On March 9, 1995, Robin Blencoe resigned as government services minister, while under investigation for sexual harassment; however, Blencoe remained a member of the cabinet as minister without portfolio. Charbonneau was appointed to the ministry in the interim. After two more allegations emerged, Blencoe was removed from cabinet entirely, as well as party caucus, on April 4. Six days later, on April 10, caucus chairman Ujjal Dosanjh was named the new minister of government services, joining the cabinet.

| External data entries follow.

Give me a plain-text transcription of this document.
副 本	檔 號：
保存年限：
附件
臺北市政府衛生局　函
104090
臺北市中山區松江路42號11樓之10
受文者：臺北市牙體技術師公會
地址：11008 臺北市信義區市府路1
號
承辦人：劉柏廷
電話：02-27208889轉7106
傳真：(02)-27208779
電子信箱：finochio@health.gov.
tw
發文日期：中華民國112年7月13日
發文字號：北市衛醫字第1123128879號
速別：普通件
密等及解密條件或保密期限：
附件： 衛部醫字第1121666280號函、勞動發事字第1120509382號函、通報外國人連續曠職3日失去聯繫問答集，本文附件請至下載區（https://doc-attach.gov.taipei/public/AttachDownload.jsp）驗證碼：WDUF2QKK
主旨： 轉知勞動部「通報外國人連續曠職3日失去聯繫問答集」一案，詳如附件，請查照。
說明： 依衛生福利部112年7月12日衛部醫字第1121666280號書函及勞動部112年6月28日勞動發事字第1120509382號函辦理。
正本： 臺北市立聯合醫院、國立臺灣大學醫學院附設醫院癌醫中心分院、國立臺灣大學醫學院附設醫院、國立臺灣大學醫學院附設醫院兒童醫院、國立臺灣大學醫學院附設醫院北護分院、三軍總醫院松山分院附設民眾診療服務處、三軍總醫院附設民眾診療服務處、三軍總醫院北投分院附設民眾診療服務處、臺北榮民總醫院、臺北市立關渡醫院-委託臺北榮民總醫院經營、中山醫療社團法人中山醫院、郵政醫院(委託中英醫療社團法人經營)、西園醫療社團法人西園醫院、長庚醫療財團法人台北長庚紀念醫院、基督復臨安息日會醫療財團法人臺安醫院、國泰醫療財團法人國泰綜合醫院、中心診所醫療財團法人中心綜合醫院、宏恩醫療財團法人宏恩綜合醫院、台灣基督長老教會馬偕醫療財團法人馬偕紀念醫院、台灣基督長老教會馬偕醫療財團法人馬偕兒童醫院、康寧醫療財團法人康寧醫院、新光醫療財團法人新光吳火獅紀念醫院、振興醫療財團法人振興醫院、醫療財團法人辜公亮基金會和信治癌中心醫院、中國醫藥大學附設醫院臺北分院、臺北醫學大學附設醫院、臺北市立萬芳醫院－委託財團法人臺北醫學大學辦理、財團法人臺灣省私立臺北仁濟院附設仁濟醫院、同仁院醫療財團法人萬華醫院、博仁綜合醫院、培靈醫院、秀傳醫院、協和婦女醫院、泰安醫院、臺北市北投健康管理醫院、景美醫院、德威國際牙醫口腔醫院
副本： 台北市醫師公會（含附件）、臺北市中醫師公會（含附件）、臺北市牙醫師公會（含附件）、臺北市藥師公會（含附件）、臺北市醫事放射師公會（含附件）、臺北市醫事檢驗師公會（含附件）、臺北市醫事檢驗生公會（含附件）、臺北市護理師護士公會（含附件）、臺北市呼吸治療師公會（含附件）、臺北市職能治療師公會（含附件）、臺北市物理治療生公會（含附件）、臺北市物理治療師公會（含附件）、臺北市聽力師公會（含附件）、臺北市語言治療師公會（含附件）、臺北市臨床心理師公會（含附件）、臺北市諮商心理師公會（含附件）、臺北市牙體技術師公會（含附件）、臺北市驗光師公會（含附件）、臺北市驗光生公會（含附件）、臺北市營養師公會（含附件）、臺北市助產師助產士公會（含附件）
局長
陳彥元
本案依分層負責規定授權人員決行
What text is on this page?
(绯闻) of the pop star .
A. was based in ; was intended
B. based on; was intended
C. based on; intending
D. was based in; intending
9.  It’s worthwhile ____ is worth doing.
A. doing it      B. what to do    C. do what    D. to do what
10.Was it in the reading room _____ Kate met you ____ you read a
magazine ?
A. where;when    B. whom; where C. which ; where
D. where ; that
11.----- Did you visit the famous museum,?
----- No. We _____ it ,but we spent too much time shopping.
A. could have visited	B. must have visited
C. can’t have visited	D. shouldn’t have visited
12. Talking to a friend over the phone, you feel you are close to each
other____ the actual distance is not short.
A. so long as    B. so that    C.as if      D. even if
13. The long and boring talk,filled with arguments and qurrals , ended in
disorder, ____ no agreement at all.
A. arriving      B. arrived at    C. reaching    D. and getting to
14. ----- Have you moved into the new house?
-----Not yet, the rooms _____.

On May 5, 1995, Sihota resigned from cabinet after being sanctioned by the BC Law Society; John Cashore stepped in as acting environment minister. A week later, Sihota's responsibilities were formally divided up among existing cabinet ministers: Cull took over as environment minister, Dosanjh took responsibility for multiculturalism and human rights, and Clark took responsibility for immigration policy. Regarding the division, Cull said she didn't "expect to carry two portfolios for an indefinite period of time." Three months later, on August 16, Sihota returned to cabinet as environment minister, though Dosanjh remained responsible for multiculturalism. Sihota's return was part of a small shuffle that also saw Colin Gabelmann and Dosanjh swap roles, with Gabelmann becoming minister of government services and Dosanjh becoming attorney general.

On October 26, 1995, Harcourt fired Joan Smallwood over her criticisms of his handling of the Bingogate scandal; she was succeeded as minister of consumer affairs by Sue Hammell.